Au Japon, c'est difficile de rester minimaliste: la pression consumériste est très forte, et les très bonnes idées donnent vraiment envie d'acheter. Après, je suis vraiment étonné par l'aspect fonctionnel de l'appartement: c'est très petit mais très bien pensé. J'imagine que c'est une réponse intelligente à la problématique du cumul: on finit par acheter aussi beaucoup pour compenser les aspects un peu foireux de son milieu. Si je dois revenir en France, je chercherai un appartement plus petit, mais le plus fonctionnel possible.
Dernier point, coincé par la surface et les habitudes locales, j'ai fait mon deuil de certaines choses qui me semblaient très importantes. Par exemple, le fauteuil pour s'asseoir. J'avais de gros fauteuils bien volumineux avant, bien galère à déménager. Aujourd'hui, j'ai 2 coussins à 6 euros, et je m’assoies par terre. J'avais une machine à laver la vaisselle et ça me semblait indispensable. Aujourd'hui, un évier, une mini cuisine bien conçue, et ma vaisselle est plus souvent faîte. J'avais un ensemble d'ustensiles de cuisine, galère et encombrant, aujourd'hui je fais tout avec 2 brûleurs au gaz, une poêle ikea à 10 euros, un faitout Ikea à 8 euros, et je fais plus souvent la cuisine qu'en France.
Voilà, encore merci, parce qu'au fond vous m'avez un peu aidé à réaliser mon envie.

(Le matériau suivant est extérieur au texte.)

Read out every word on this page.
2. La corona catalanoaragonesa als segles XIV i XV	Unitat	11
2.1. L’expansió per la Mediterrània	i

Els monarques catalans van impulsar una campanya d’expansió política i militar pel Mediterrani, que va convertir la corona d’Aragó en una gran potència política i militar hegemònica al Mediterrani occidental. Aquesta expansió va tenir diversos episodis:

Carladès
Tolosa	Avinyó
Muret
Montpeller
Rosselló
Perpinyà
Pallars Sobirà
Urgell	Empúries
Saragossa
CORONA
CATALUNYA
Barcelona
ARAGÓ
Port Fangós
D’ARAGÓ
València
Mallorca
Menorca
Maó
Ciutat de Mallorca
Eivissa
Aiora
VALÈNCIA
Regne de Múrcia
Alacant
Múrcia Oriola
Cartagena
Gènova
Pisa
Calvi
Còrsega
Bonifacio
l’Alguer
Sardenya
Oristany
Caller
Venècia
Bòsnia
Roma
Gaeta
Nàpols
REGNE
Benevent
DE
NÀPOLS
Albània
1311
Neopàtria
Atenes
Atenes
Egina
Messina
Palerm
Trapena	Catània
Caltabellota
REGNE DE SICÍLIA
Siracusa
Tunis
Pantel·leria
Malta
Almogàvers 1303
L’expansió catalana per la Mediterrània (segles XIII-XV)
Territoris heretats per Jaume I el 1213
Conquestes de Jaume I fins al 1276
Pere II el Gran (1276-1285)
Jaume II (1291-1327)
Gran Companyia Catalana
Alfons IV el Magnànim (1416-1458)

Dernier point, très lié au Japon, mais qui constitue sans doute un point important pour avancer vers une forme de minimalisme: la mutualisation du matériel. Si les apparts pour célib sont petits au Japon, c'est parce que le besoin n'est pas le même qu'en France: on y dort, on y fait sa toilette, on s'y repose, mais ça ne va pas beaucoup plus loin. Pour tout le reste, il est naturel et facile de le faire DEHORS. Ce qui implique donc une offre large, variée et massive, ainsi que des prix faibles (ou plutôt une gamme de prix très larges).
On mange dehors facilement, on étudie dehors facilement dans un café, on sort entre amis pour pas grand chose, les relations amoureuses se font en grande partie dehors (y compris pour la vie intime, même s'il n'y a pas d'obligation absolue). On a pas besoin de stocker, parce que les commerces sont toujours ouverts (le garde-manger est au bout de la rue), on a pas besoin de grosses voitures parce qu'on a de très bons trains, et au pire des vélos stockés dans des parkings collectifs, les filières de recyclage marchent bien (électro ménager, boutiques d'occasion, book off...). Pour les fringues, le concept du nettoyage à la japonaise pousse à limiter le nombre de vêtements (mais à ne pas hésiter à investir un peu dedans, question de représentation en société). Les cycles machines sont très courts, à l'eau froide (bon ça, je suis pas fan, mais du coup il y a moins de scrupules à laver les vêtements d'une ou deux journées), on en fait une tous les matins, ça sèche en journée. Ça tourne par petits volumes, ça sèche en petits volumes, et au fond avec une poignée de vêtements on peut tenir très longtemps.